I'm waiting for the coffee to finish brewing.
I'm learning to be okay with my fears in regard to letting people other than people I know read my work.
The thought of that feels like standing naked in a spotlight, at night, in a cold, wet drizzle, with a slight breeze, in front of an old brown brick wall (No, I don't know why a brown brick wall, I'm just going with what my brain is projecting)... and it's muddy. Not standing-in-puddles muddy, but that kind of muddy where you think to yourself, "Hey, that look like the consistency of face-mask mud." Instead of rifles just out of line of sight, there are people (with my face, I'm sure of it) waiting to jeer in all the colorful ways people jeer when they read bad fiction.
Defensive humor, don't fail me now.
It feels like I'm running from a saber-tooth tiger.
When I read the critiques from my writing group I was grateful for the points they made, but it felt like a rabid woolly mammoth, foaming at the mouth, joined the chase (I like to be chronologically correct when I'm half-wake and over exaggerating.)
Most of my waking life I've been an editor, so I'm usually at the receiving end (how appropriate) of manuscripts that (hopefully) have been through all of this; The plot holes mostly filled, grammar and punctuation have been sorted out, adverbs and passive voice have been kept to a minimum, consistencies are consistent, etc. But there is something to be said when you've been immersed so much in your own story, that even though you're grateful for another set or 3 of eyes pointing out the obvious abysses in your story, there is an irrational bit of your brain that thinks, "I really wish humans were more in tune with this whole mind-meld thing. It'd make my life easier." But that's lazy and not really a lot of fun.
So as the coffee begins to take effect and my humorous nature throws a house coat in my general muddy direction, I will pull up my big-girl panties (comfy working undies), turn on some writing music, and get to work.
Sunday, December 8, 2013
Wednesday, December 4, 2013
Avalanche
I'm going to publish my first manuscript early next year. So
you're maybe thinking to yourself, "So. Yeah. That's great." For me
and many other 1st-time publishing writers, that's a really big
deal.
I remember transcribing for a project and the interviewee
talked about how after he wrote and published his first book, the other dozen books
just flew out of his head (Okay, he may have said half a dozen books and he may
have also said something a little less poetic than "flew out of his head.").
If I was taking the coward's way out, I'd have quite a list
of reasons not to write at all (especially with everything going on this year),
much less actually have the gall to think I'm going to publish anything.
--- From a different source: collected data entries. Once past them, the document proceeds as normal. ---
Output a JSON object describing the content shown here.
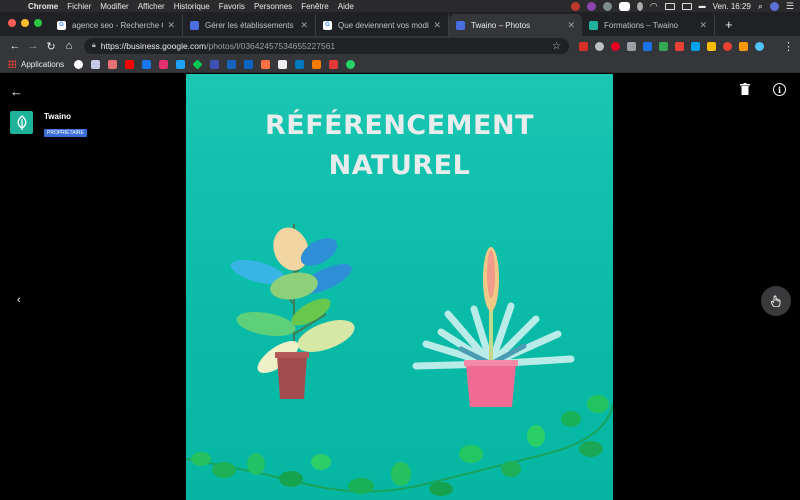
{
  "menubar": {
    "app": "Chrome",
    "items": [
      "Fichier",
      "Modifier",
      "Afficher",
      "Historique",
      "Favoris",
      "Personnes",
      "Fenêtre",
      "Aide"
    ],
    "clock": "Ven. 16:29"
  },
  "tabs": [
    {
      "title": "agence seo - Recherche Googl",
      "favicon_color": "#ffffff",
      "active": false
    },
    {
      "title": "Gérer les établissements",
      "favicon_color": "#4a6ee0",
      "active": false
    },
    {
      "title": "Que deviennent vos modificati",
      "favicon_color": "#ffffff",
      "active": false
    },
    {
      "title": "Twaino – Photos",
      "favicon_color": "#4a6ee0",
      "active": true
    },
    {
      "title": "Formations – Twaino",
      "favicon_color": "#1fb39c",
      "active": false
    }
  ],
  "omnibox": {
    "url_host": "https://business.google.com",
    "url_path": "/photos/l/03642457534655227561"
  },
  "bookmarks": {
    "apps_label": "Applications"
  },
  "viewer": {
    "business_name": "Twaino",
    "role_badge": "PROPRIÉTAIRE",
    "photo_title_line1": "RÉFÉRENCEMENT",
    "photo_title_line2": "NATUREL"
  },
  "colors": {
    "photo_bg": "#09bba7",
    "brand_teal": "#1fb39c",
    "badge_blue": "#3b6fd8"
  }
}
But to be perfectly honest,
I'm done being a coward, or more specifically, I'm done creating and living off
excuse after excuse as to why I can't do or be or have ____________. I have all around
me personal, professional, and spiritual examples of pressing on in the face of
less-than-ideal circumstances and not only did they survive and thrive, but their
contributions are an avalanche of inspiration for so many.
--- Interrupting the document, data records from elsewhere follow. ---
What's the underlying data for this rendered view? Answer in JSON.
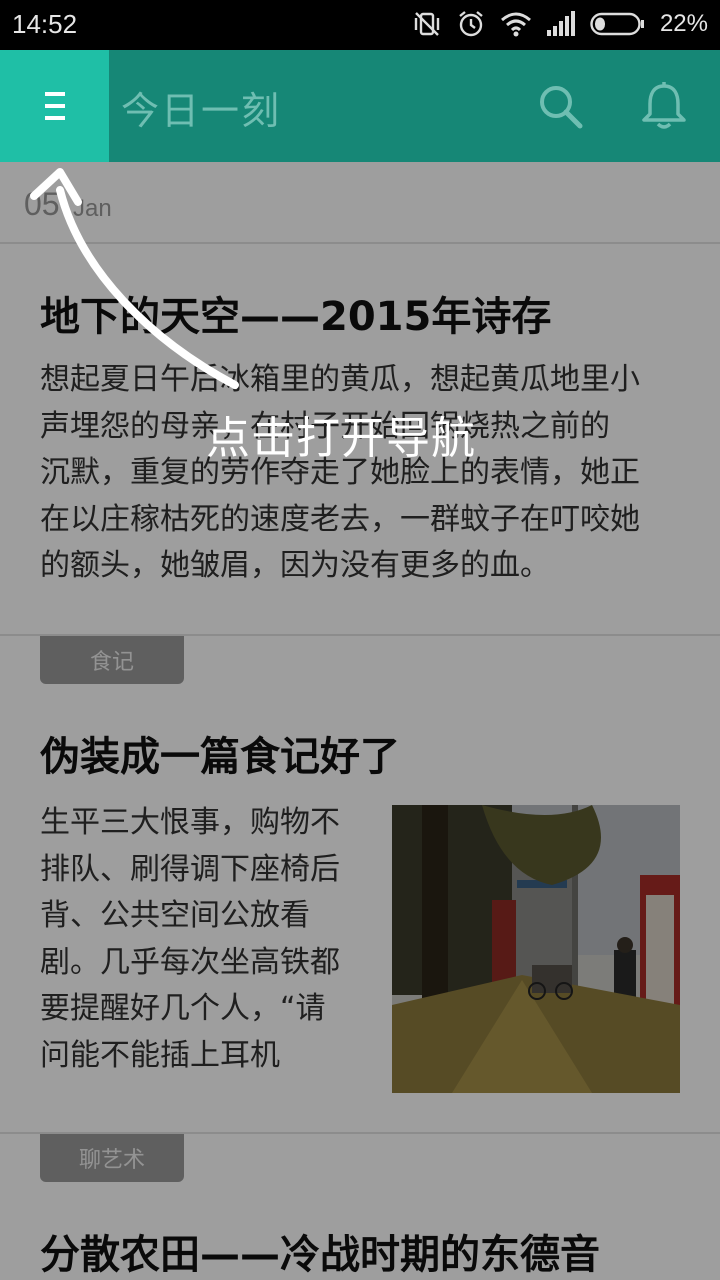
{
  "status_bar": {
    "time": "14:52",
    "battery_percent": "22%",
    "icons": [
      "vibrate-off-icon",
      "alarm-icon",
      "wifi-icon",
      "signal-icon",
      "battery-icon"
    ]
  },
  "app_bar": {
    "title": "今日一刻",
    "color": "#1a9a87",
    "menu_icon": "menu-icon",
    "search_icon": "search-icon",
    "bell_icon": "bell-icon"
  },
  "date": {
    "day": "05",
    "month": "Jan"
  },
  "articles": [
    {
      "title": "地下的天空——2015年诗存",
      "body_lines": [
        "想起夏日午后冰箱里的黄瓜，想起黄瓜地里小",
        "声埋怨的母亲，在村子开始回锅烧热之前的",
        "沉默，重复的劳作夺走了她脸上的表情，她正",
        "在以庄稼枯死的速度老去，一群蚊子在叮咬她",
        "的额头，她皱眉，因为没有更多的血。"
      ]
    },
    {
      "tag": "食记",
      "title": "伪装成一篇食记好了",
      "body_lines": [
        "生平三大恨事，购物不",
        "排队、刷得调下座椅后",
        "背、公共空间公放看",
        "剧。几乎每次坐高铁都",
        "要提醒好几个人，“请",
        "问能不能插上耳机"
      ]
    },
    {
      "tag": "聊艺术",
      "title": "分散农田——冷战时期的东德音"
    }
  ],
  "guide": {
    "text": "点击打开导航"
  }
}
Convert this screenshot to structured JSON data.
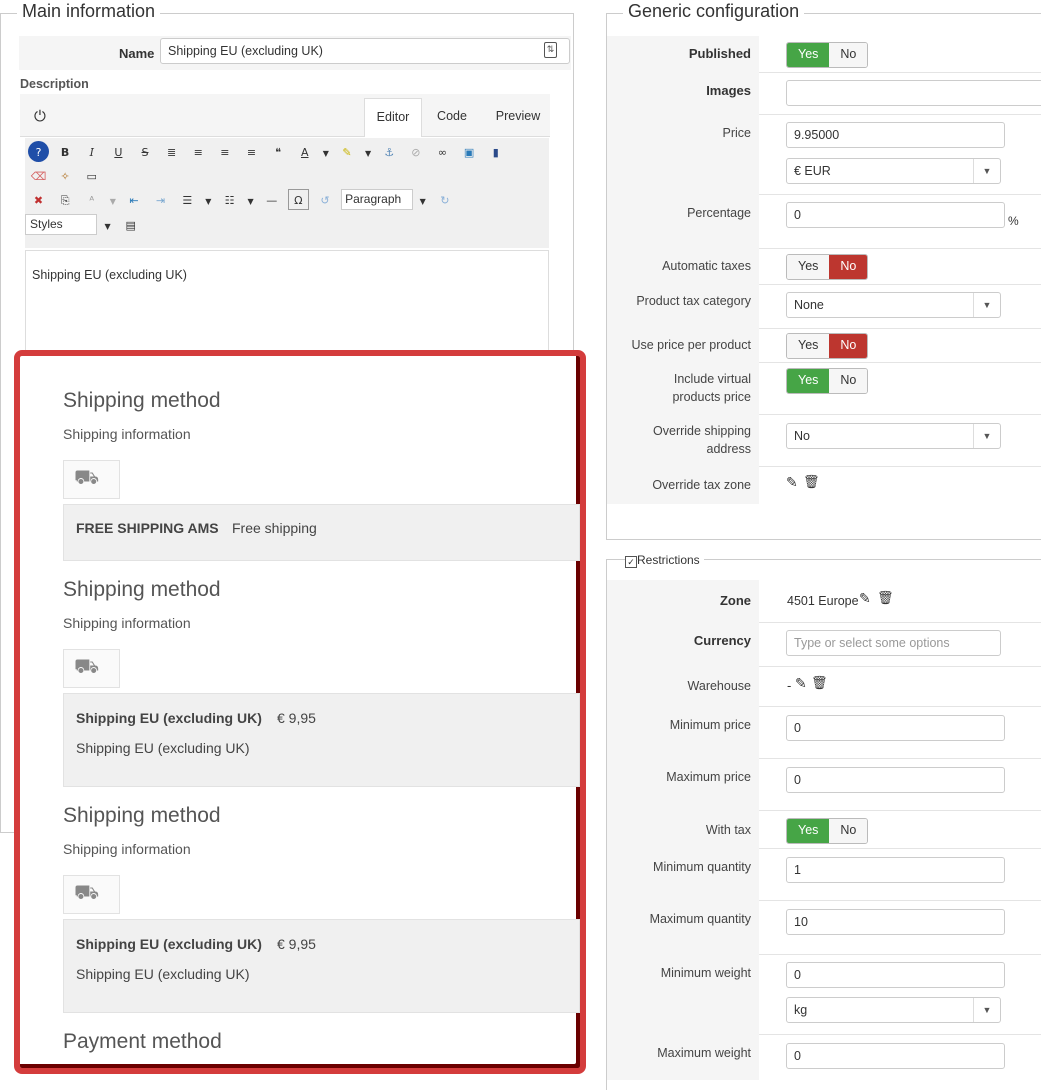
{
  "main": {
    "legend": "Main information",
    "name_label": "Name",
    "name_value": "Shipping EU (excluding UK)",
    "description_label": "Description",
    "tabs": [
      "Editor",
      "Code",
      "Preview"
    ],
    "format_value": "Paragraph",
    "styles_value": "Styles",
    "editor_text": "Shipping EU (excluding UK)"
  },
  "popup": {
    "sections": [
      {
        "title": "Shipping method",
        "subtitle": "Shipping information",
        "name": "FREE SHIPPING AMS",
        "extra": "Free shipping",
        "price": "",
        "desc": ""
      },
      {
        "title": "Shipping method",
        "subtitle": "Shipping information",
        "name": "Shipping EU (excluding UK)",
        "extra": "",
        "price": "€ 9,95",
        "desc": "Shipping EU (excluding UK)"
      },
      {
        "title": "Shipping method",
        "subtitle": "Shipping information",
        "name": "Shipping EU (excluding UK)",
        "extra": "",
        "price": "€ 9,95",
        "desc": "Shipping EU (excluding UK)"
      }
    ],
    "payment_title": "Payment method"
  },
  "generic": {
    "legend": "Generic configuration",
    "published_label": "Published",
    "images_label": "Images",
    "price_label": "Price",
    "price_value": "9.95000",
    "currency_value": "€ EUR",
    "percentage_label": "Percentage",
    "percentage_value": "0",
    "percent_sign": "%",
    "auto_taxes_label": "Automatic taxes",
    "tax_category_label": "Product tax category",
    "tax_category_value": "None",
    "price_per_product_label": "Use price per product",
    "include_virtual_label": "Include virtual products price",
    "override_address_label": "Override shipping address",
    "override_address_value": "No",
    "override_tax_label": "Override tax zone",
    "yes": "Yes",
    "no": "No"
  },
  "restrictions": {
    "legend": "Restrictions",
    "zone_label": "Zone",
    "zone_value": "4501 Europe",
    "currency_label": "Currency",
    "currency_placeholder": "Type or select some options",
    "warehouse_label": "Warehouse",
    "warehouse_value": "-",
    "min_price_label": "Minimum price",
    "min_price_value": "0",
    "max_price_label": "Maximum price",
    "max_price_value": "0",
    "with_tax_label": "With tax",
    "min_qty_label": "Minimum quantity",
    "min_qty_value": "1",
    "max_qty_label": "Maximum quantity",
    "max_qty_value": "10",
    "min_weight_label": "Minimum weight",
    "min_weight_value": "0",
    "weight_unit_value": "kg",
    "max_weight_label": "Maximum weight",
    "max_weight_value": "0"
  },
  "colors": {
    "green": "#46a546",
    "red": "#bd362f",
    "popup_border": "#d43c3c"
  }
}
I've had a lot of fun sharing my stories with the writing
group helping me polish my works. I appreciate their input and I am glad when I
recognize my ego being an Ego. I'm grateful for the surge of energy that comes
from feeling unstuck after I get back a critique.
So my Avalanche of Appreciation is to all who are not
perfect and know they are not perfect, and embrace their imperfections. We still trudge on anyway.